As all over Italy, there is a very short distance between a church and another. Here they are often magnificent, with a mixture of Byzantine, Arabic, Norman, Gothic, Baroque… architecture. The interior decoration is often overwhelming. This is the cathedral.
The "Piazza Pretoria" with its fountain (by Francesco Camilliani, 1530-86), originally created in Tuscany, but bought by Palermo and erected here in 1584 - in history often referred to as the “fountain of shame” because of the nudities - and its neighbour "Piazza Bellini" are surrounded by the town hall and a number of churches including the Martorama and the San Cataldo with its red cupolas.

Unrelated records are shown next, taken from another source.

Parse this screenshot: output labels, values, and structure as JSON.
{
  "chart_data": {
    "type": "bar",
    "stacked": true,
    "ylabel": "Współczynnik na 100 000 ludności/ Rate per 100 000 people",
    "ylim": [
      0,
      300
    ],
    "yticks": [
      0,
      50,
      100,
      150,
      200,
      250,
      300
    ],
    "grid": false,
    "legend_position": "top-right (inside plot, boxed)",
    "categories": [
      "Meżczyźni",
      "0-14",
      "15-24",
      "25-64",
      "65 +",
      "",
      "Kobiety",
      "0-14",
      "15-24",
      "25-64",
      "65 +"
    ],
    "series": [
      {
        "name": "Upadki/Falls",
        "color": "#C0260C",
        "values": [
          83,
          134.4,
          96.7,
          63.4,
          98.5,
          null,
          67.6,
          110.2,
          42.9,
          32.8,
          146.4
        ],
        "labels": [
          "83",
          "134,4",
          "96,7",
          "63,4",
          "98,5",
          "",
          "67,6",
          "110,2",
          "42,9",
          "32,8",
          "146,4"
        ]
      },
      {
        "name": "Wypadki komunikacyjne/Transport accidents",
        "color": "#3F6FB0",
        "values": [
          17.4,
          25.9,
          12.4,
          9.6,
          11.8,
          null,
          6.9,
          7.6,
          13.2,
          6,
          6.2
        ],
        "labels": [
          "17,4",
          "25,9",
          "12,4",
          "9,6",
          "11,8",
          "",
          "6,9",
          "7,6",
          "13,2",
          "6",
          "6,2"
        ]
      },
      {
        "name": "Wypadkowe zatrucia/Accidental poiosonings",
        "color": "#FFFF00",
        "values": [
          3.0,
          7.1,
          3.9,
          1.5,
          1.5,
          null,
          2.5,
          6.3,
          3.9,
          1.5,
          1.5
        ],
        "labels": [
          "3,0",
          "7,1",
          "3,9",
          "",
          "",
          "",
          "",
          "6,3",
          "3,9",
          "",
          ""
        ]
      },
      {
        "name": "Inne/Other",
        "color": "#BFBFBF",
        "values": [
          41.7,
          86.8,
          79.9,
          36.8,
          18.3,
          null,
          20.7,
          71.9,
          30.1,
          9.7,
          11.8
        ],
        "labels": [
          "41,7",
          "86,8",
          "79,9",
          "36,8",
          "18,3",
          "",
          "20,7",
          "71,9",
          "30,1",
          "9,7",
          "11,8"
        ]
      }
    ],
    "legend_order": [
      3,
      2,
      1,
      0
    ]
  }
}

Here are some examples of the interior decorations (don’t ask me which one in which church).
Another remarkable church is the 12th century "San Giovanni degli Erimiti", with its partial Arab influences.
The "Palazzo dei Normanni" was the royal palace for the Kings of Sicily (11the and 12th century). It houses the "Capalla Palatina" with some incredible mosaics.
A central place, referred to as "Quattro Canti" is surrounded by four similarly decorated 17th century buildings.
Here are some various photos, including of the opera house…
… and from more popular quarters …
… and from some night strolling.
Up the hills, overlooking Palermo is a little town, Monreale. Palermo was conquered by Arabs and became the capital of the Emirate of Sicily for some two hundred years, 9th – 11th centuries. Although it seems to have been a very tolerant regime, the Bishop of Palermo moved his seat here and when he moved back to Palermo, the Norman kings of Sicily, who took over after the Arabs, decided to build what was to become a cathedral - ready in 1182 - and the seat of the archbishop of Sicily. The interior, all in mosaics is a splendour.
Back to the east coast with a visit to Taormina. The old village is situated some 250 m (800 ft) above sea level with some nice beaches which can be reached by cable cars. It’s today a leading tourist destination.
Once again, the present population was preceded by the Greek and the Romans. The “Teatro Greco” was modified by the Romans – the brick constructions. It’s beautifully situated with a view over Mount Etna (see also photo on top of the post).
My last destination was Catania, known for its seismic history, catastrophic earthquakes and several volcanic eruptions from Mount Etna. The present cathedral was rebuilt after an earthquake in 1693. When Sicily was under Arab rulers, the Emirate of Sicily, the town had the name of “Medinat-al-Fil” – the City of the Elephant. The elephant can be found on the Piazza Duomo. It was obviously sculpted of volcanic stone during Roman times. It later got to support a transplanted Egyptian obelisk. Whatever the history is about this elephant, it may be interesting to know that the prehistoric fauna of Sicily included dwarf elephants.
The city centre contains many beautiful buildings. There are some nice parks, churches, markets… and some other historical landmarks which I did not have time to visit.